Former president Mbeki is in Kampala as a guest of the Makerere Institute of Social Research (MISR). He made the comments during a three-hour public question and answer session last Thursday evening during a debate on post-cold war Africa and why the continent is reliant on external interventions in dealing with local issues.

Former president Mbeki’s comment on gay rights followed a question by law don and human rights crusader Sylvia Tamale, who asked what the ex-leader would say to Bahati about the plight of a lesbian woman seeking recognition of her divergent sexual orientation.

“I would say to the MP; sexual preferences are a private matter,” said Mbeki. “I don’t think it is a matter for the state to intervene.” Mbeki said he was certain that Bahati would disagree with his stand and argue that African culture does not permit same sex relations, a reason at the heart of the continent’s wide spread antipathy towards homosexuals.

Mbeki said apartheid South Africa prohibited sexual relations “across the colour line” aided by the now repealed Apartheid era Immorality Act, which handed the police legal ground to raid “people’s bedrooms” before dragging them to court for prosecution.

“I mean what would you want? It doesn’t make sense at all. That is what I would say to the MP. What two consenting adults do is really not a matter for the law,” he said.

However, Bahati defended his bill, adding that it was brought to curb a several issues including inducement, recruitment and funding homosexuality. “His excellency [Mr Mbeki] needs to read the Bill and understand the spirit in which it was brought and the context in which we are talking about,” Bahati said.

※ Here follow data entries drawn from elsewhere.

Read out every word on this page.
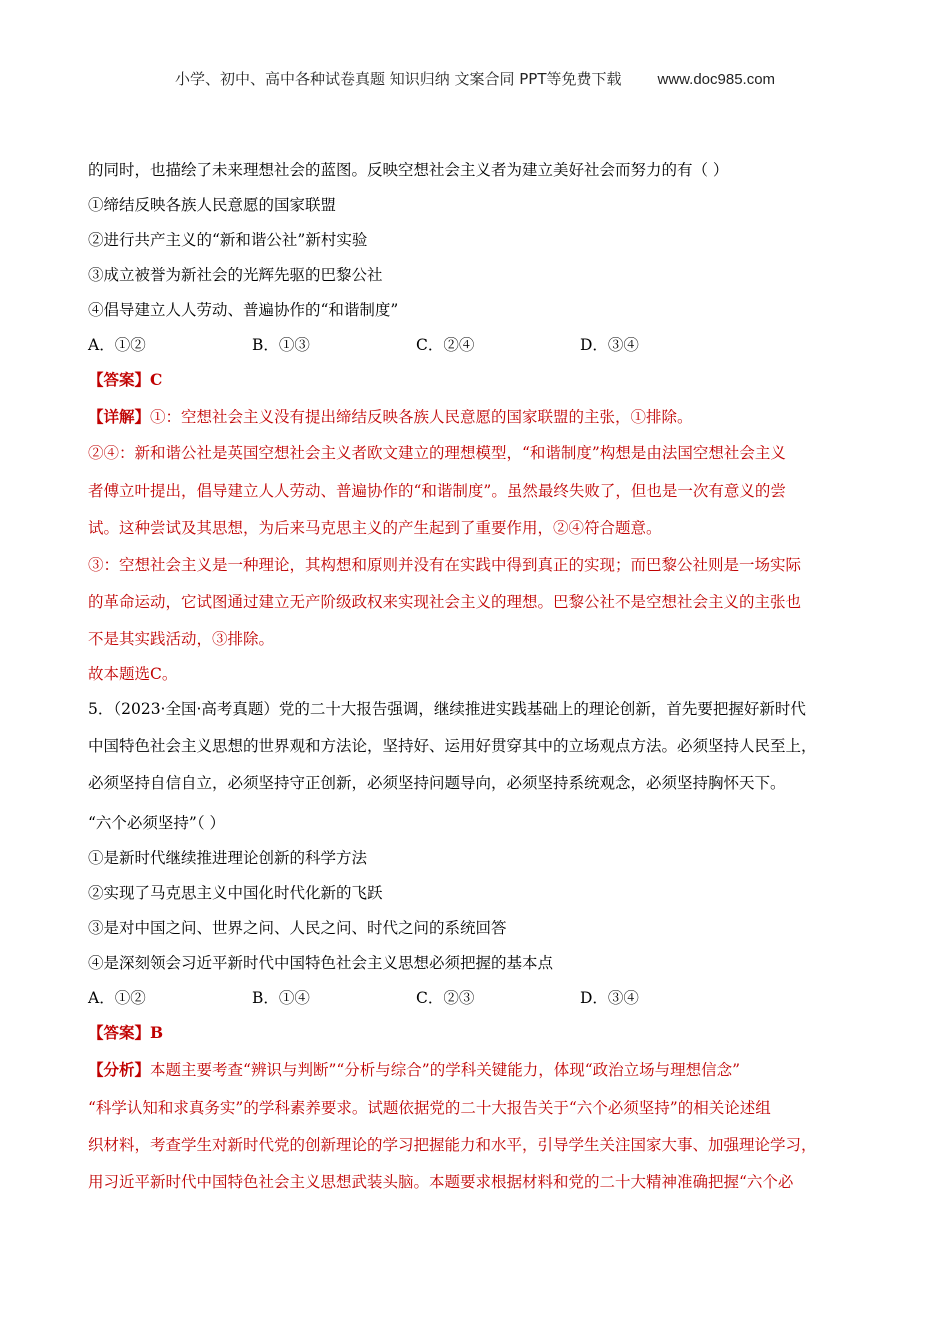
小学、初中、高中各种试卷真题 知识归纳 文案合同 PPT等免费下载 www.doc985.com
的同时，也描绘了未来理想社会的蓝图。反映空想社会主义者为建立美好社会而努力的有（ ）
①缔结反映各族人民意愿的国家联盟
②进行共产主义的“新和谐公社”新村实验
③成立被誉为新社会的光辉先驱的巴黎公社
④倡导建立人人劳动、普遍协作的“和谐制度”
A．①②	B．①③	C．②④	D．③④
【答案】C
【详解】①：空想社会主义没有提出缔结反映各族人民意愿的国家联盟的主张，①排除。
②④：新和谐公社是英国空想社会主义者欧文建立的理想模型，“和谐制度”构想是由法国空想社会主义
者傅立叶提出，倡导建立人人劳动、普遍协作的“和谐制度”。虽然最终失败了，但也是一次有意义的尝
试。这种尝试及其思想，为后来马克思主义的产生起到了重要作用，②④符合题意。
③：空想社会主义是一种理论，其构想和原则并没有在实践中得到真正的实现；而巴黎公社则是一场实际
的革命运动，它试图通过建立无产阶级政权来实现社会主义的理想。巴黎公社不是空想社会主义的主张也
不是其实践活动，③排除。
故本题选C。
5．（2023·全国·高考真题）党的二十大报告强调，继续推进实践基础上的理论创新，首先要把握好新时代
中国特色社会主义思想的世界观和方法论，坚持好、运用好贯穿其中的立场观点方法。必须坚持人民至上，
必须坚持自信自立，必须坚持守正创新，必须坚持问题导向，必须坚持系统观念，必须坚持胸怀天下。
“六个必须坚持”（ ）
①是新时代继续推进理论创新的科学方法
②实现了马克思主义中国化时代化新的飞跃
③是对中国之问、世界之问、人民之问、时代之问的系统回答
④是深刻领会习近平新时代中国特色社会主义思想必须把握的基本点
A．①②	B．①④	C．②③	D．③④
【答案】B
【分析】本题主要考查“辨识与判断”“分析与综合”的学科关键能力，体现“政治立场与理想信念”
“科学认知和求真务实”的学科素养要求。试题依据党的二十大报告关于“六个必须坚持”的相关论述组
织材料，考查学生对新时代党的创新理论的学习把握能力和水平，引导学生关注国家大事、加强理论学习，
用习近平新时代中国特色社会主义思想武装头脑。本题要求根据材料和党的二十大精神准确把握“六个必
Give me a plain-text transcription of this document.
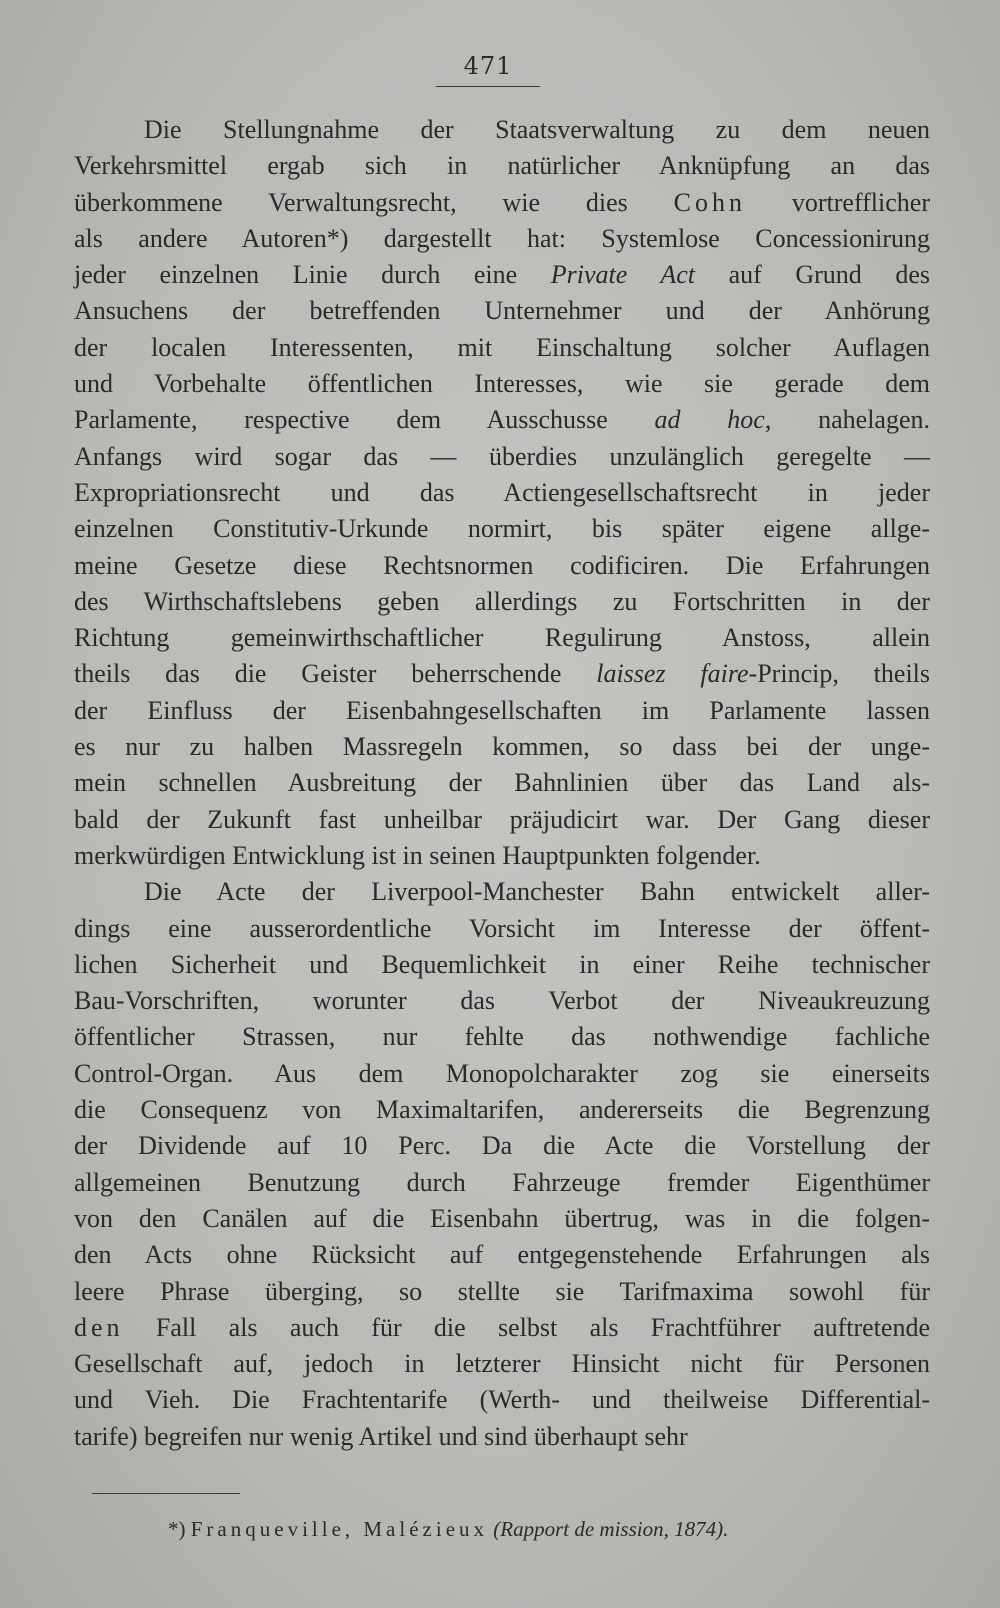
471

Die Stellungnahme der Staatsverwaltung zu dem neuen
Verkehrsmittel ergab sich in natürlicher Anknüpfung an das
überkommene Verwaltungsrecht, wie dies Cohn vortrefflicher
als andere Autoren*) dargestellt hat: Systemlose Concessionirung
jeder einzelnen Linie durch eine Private Act auf Grund des
Ansuchens der betreffenden Unternehmer und der Anhörung
der localen Interessenten, mit Einschaltung solcher Auflagen
und Vorbehalte öffentlichen Interesses, wie sie gerade dem
Parlamente, respective dem Ausschusse ad hoc, nahelagen.
Anfangs wird sogar das — überdies unzulänglich geregelte —
Expropriationsrecht und das Actiengesellschaftsrecht in jeder
einzelnen Constitutiv-Urkunde normirt, bis später eigene allge-
meine Gesetze diese Rechtsnormen codificiren. Die Erfahrungen
des Wirthschaftslebens geben allerdings zu Fortschritten in der
Richtung gemeinwirthschaftlicher Regulirung Anstoss, allein
theils das die Geister beherrschende laissez faire-Princip, theils
der Einfluss der Eisenbahngesellschaften im Parlamente lassen
es nur zu halben Massregeln kommen, so dass bei der unge-
mein schnellen Ausbreitung der Bahnlinien über das Land als-
bald der Zukunft fast unheilbar präjudicirt war. Der Gang dieser
merkwürdigen Entwicklung ist in seinen Hauptpunkten folgender.

Die Acte der Liverpool-Manchester Bahn entwickelt aller-
dings eine ausserordentliche Vorsicht im Interesse der öffent-
lichen Sicherheit und Bequemlichkeit in einer Reihe technischer
Bau-Vorschriften, worunter das Verbot der Niveaukreuzung
öffentlicher Strassen, nur fehlte das nothwendige fachliche
Control-Organ. Aus dem Monopolcharakter zog sie einerseits
die Consequenz von Maximaltarifen, andererseits die Begrenzung
der Dividende auf 10 Perc. Da die Acte die Vorstellung der
allgemeinen Benutzung durch Fahrzeuge fremder Eigenthümer
von den Canälen auf die Eisenbahn übertrug, was in die folgen-
den Acts ohne Rücksicht auf entgegenstehende Erfahrungen als
leere Phrase überging, so stellte sie Tarifmaxima sowohl für
den Fall als auch für die selbst als Frachtführer auftretende
Gesellschaft auf, jedoch in letzterer Hinsicht nicht für Personen
und Vieh. Die Frachtentarife (Werth- und theilweise Differential-
tarife) begreifen nur wenig Artikel und sind überhaupt sehr

*) Franqueville, Malézieux (Rapport de mission, 1874).
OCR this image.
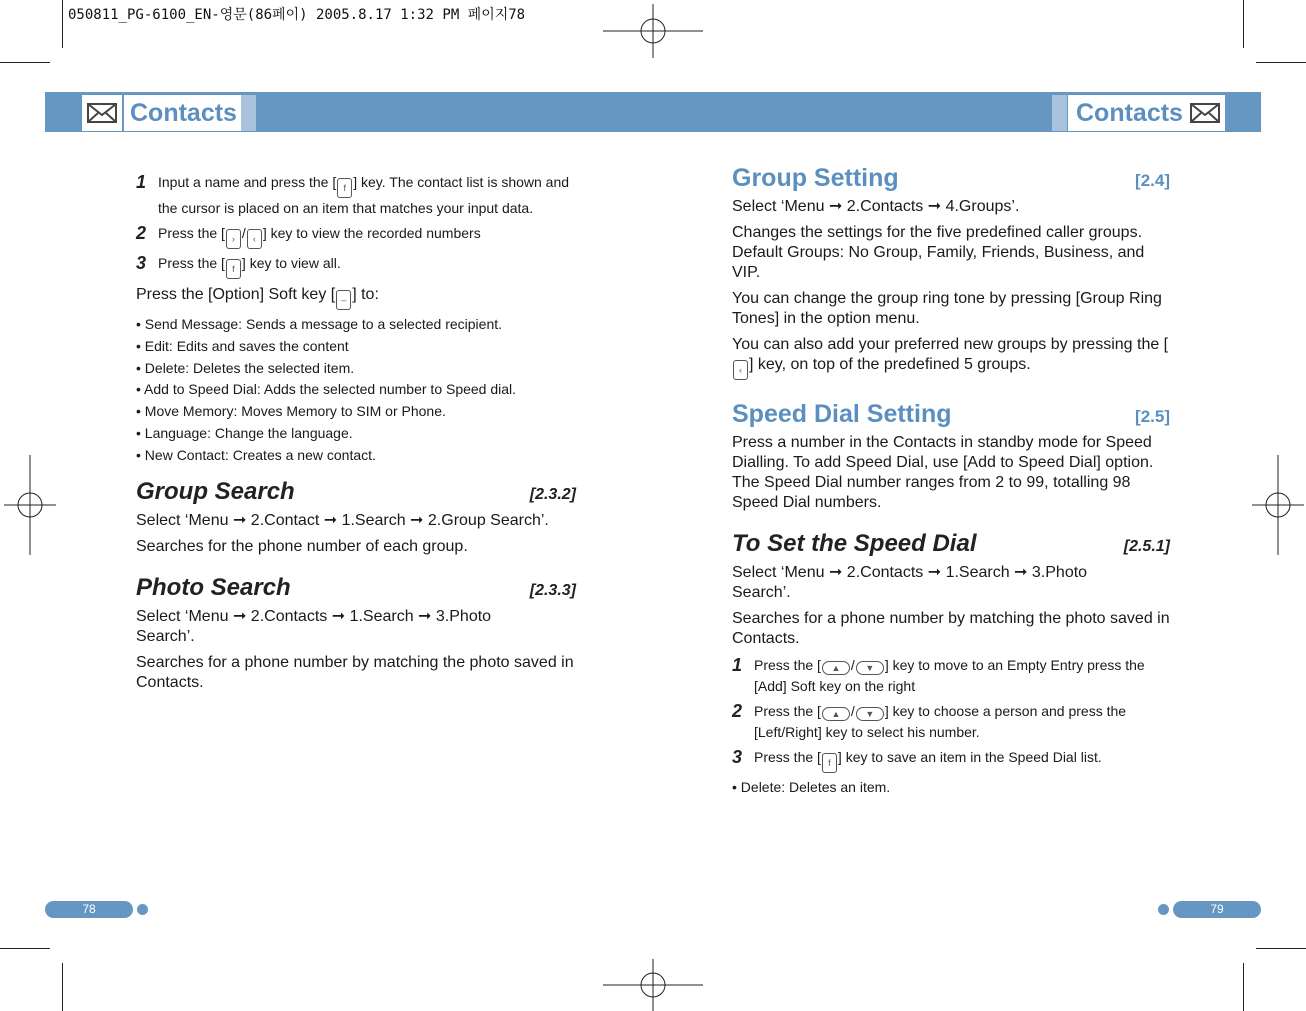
050811_PG-6100_EN-영문(86페이) 2005.8.17 1:32 PM 페이지78
Contacts	Contacts
1 Input a name and press the [ f ] key. The contact list is shown and the cursor is placed on an item that matches your input data.
2 Press the [ › / ‹ ] key to view the recorded numbers
3 Press the [ f ] key to view all.

Press the [Option] Soft key [ – ] to:

• Send Message: Sends a message to a selected recipient.

• Edit: Edits and saves the content

• Delete: Deletes the selected item.

• Add to Speed Dial: Adds the selected number to Speed dial.

• Move Memory: Moves Memory to SIM or Phone.

• Language: Change the language.

• New Contact: Creates a new contact.

Group Search	[2.3.2]

Select ‘Menu ➞ 2.Contact ➞ 1.Search ➞ 2.Group Search’.

Searches for the phone number of each group.

Photo Search	[2.3.3]

Select ‘Menu ➞ 2.Contacts ➞ 1.Search ➞ 3.Photo Search’.

Searches for a phone number by matching the photo saved in Contacts.

Group Setting	[2.4]

Select ‘Menu ➞ 2.Contacts ➞ 4.Groups’.

Changes the settings for the five predefined caller groups. Default Groups: No Group, Family, Friends, Business, and VIP.

You can change the group ring tone by pressing [Group Ring Tones] in the option menu.

You can also add your preferred new groups by pressing the [‹ ] key, on top of the predefined 5 groups.

Speed Dial Setting	[2.5]

Press a number in the Contacts in standby mode for Speed Dialling. To add Speed Dial, use [Add to Speed Dial] option. The Speed Dial number ranges from 2 to 99, totalling 98 Speed Dial numbers.

To Set the Speed Dial	[2.5.1]

Select ‘Menu ➞ 2.Contacts ➞ 1.Search ➞ 3.Photo Search’.

Searches for a phone number by matching the photo saved in Contacts.

1 Press the [ ▲ / ▼ ] key to move to an Empty Entry press the [Add] Soft key on the right
2 Press the [ ▲ / ▼ ] key to choose a person and press the [Left/Right] key to select his number.
3 Press the [ f ] key to save an item in the Speed Dial list.

• Delete: Deletes an item.

78	79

The Daily Monitor reports that the Ugandan legislator, David Bahati’s Anti-Homosexuality Bill 2009, first tabled in the previous parliament, is currently collecting dust on the shelves of the current parliament, following international uproar against the bill which contains a clause that calls for the death penalty for “aggravated homosexuality, including the spreading of HIV/Aids.”

Uganda’s President Yoweri Museveni said last year that although the bill had been presented by a private legislator, it had become a foreign policy issue for the Ugandan government.

There was more friction between the international community and the Ugandan government on the homosexual issue last week when Uganda’s ambassador to the United States, Perez Kamunanwire’s keynote speech to the United Negro College Fund’s sponsored Martin Luther King Day event was cancelled because of Uganda’s institutionalized homophobia and the anti homosexuality bill.

Ambassador Kamunanwire responded to the cancellation of the event saying the United Negro College Fund president and CEO, Michael L. Lomax, was “blindsided and startled.”

In addition, Kamunanwire claimed in a letter that the Ugandan Parliament was not planning to reconsider the bill.

The ambassador, a former college professor who has taught at US universities, said in his letter that he had been invited to speak on education-related issues at the event.